Fitting a linear model for every factor in a variable


I have a dataframe containing a long series of measurements relating to forest composition. I would like to fit a linear model for every unique tree species contained in one of these variables, but have been struggling to accomplish this.

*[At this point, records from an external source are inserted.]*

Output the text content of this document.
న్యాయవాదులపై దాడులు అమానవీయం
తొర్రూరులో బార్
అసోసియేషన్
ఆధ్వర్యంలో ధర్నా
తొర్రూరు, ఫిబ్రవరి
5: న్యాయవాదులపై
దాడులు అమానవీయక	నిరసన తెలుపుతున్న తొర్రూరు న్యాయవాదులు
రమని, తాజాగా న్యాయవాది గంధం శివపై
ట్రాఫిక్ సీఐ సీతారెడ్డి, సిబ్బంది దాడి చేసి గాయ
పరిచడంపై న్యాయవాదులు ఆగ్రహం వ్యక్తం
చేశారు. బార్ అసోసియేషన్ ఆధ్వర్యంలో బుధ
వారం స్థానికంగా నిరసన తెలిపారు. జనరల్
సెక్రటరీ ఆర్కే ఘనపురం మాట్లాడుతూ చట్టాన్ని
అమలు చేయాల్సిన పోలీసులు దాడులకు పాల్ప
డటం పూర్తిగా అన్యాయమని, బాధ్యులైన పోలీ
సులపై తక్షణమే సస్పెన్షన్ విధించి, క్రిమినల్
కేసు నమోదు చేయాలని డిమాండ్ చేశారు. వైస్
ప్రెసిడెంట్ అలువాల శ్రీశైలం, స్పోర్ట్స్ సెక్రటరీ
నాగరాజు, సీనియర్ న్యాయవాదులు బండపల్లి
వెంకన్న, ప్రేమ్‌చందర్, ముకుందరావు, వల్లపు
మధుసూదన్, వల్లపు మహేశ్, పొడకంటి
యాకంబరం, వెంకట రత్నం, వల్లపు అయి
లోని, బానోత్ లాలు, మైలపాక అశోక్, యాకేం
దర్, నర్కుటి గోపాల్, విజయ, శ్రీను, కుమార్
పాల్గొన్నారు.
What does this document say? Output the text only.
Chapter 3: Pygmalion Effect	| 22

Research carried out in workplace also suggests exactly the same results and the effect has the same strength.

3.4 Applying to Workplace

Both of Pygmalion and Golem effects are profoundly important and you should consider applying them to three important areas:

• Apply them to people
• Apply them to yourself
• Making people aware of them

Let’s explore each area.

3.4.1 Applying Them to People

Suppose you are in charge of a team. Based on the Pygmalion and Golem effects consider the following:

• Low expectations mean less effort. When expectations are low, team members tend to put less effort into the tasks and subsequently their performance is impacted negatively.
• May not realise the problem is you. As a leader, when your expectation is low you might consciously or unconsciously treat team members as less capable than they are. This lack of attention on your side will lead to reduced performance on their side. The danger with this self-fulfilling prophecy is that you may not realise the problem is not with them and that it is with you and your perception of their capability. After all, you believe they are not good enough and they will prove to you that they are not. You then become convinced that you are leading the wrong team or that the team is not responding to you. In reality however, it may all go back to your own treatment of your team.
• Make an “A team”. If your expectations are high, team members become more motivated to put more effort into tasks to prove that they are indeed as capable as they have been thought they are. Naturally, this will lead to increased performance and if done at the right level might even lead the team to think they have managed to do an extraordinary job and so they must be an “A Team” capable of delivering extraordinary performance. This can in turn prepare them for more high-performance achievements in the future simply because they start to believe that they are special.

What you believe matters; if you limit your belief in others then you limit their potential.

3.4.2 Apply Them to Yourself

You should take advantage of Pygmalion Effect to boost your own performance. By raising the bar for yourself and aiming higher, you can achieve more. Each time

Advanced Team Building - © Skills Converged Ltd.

I have provided my current code approach.

for (species in TreeData$SPECIES){
  CurrSpecies <- lm(GROWTH ~ DBH + TOTAL_HGT + BASTAND + BAHW + 
BA_UPPER + BA_MAX + GDD + PCP + TREE_STATU, 
data = TreeData, subset = SPECIES_CO == species)
  path <- paste(".../SUMMARY_", species, ".csv")
  write(capture.output(summary(CurrSpecies)), file = path)
}

Solution

  • One way to extract the coefficient tables using your strategy is like this, using the (built-in) iris dataset as an example:

    for (species in unique(iris$Species)){
      data <- iris[iris$Species==species, ]
      outname <- paste0("output_folder/", species, ".csv")
      fit <- lm(data[["Sepal.Length"]] ~ data[["Sepal.Width"]])
      fit_coefs <- as.data.frame(summary(fit)$coefficients)
      write.csv(fit_coefs, outname)
    }
    

    Also check out the broom:: package, which makes this kind of task quicker and more consistent.

    If you need other parts of the summary, you can play around with extracting and reorganizing different parts of the summary object summary(fit).

    And an important tip: it's important to include a sample of your TreeData df in the original post!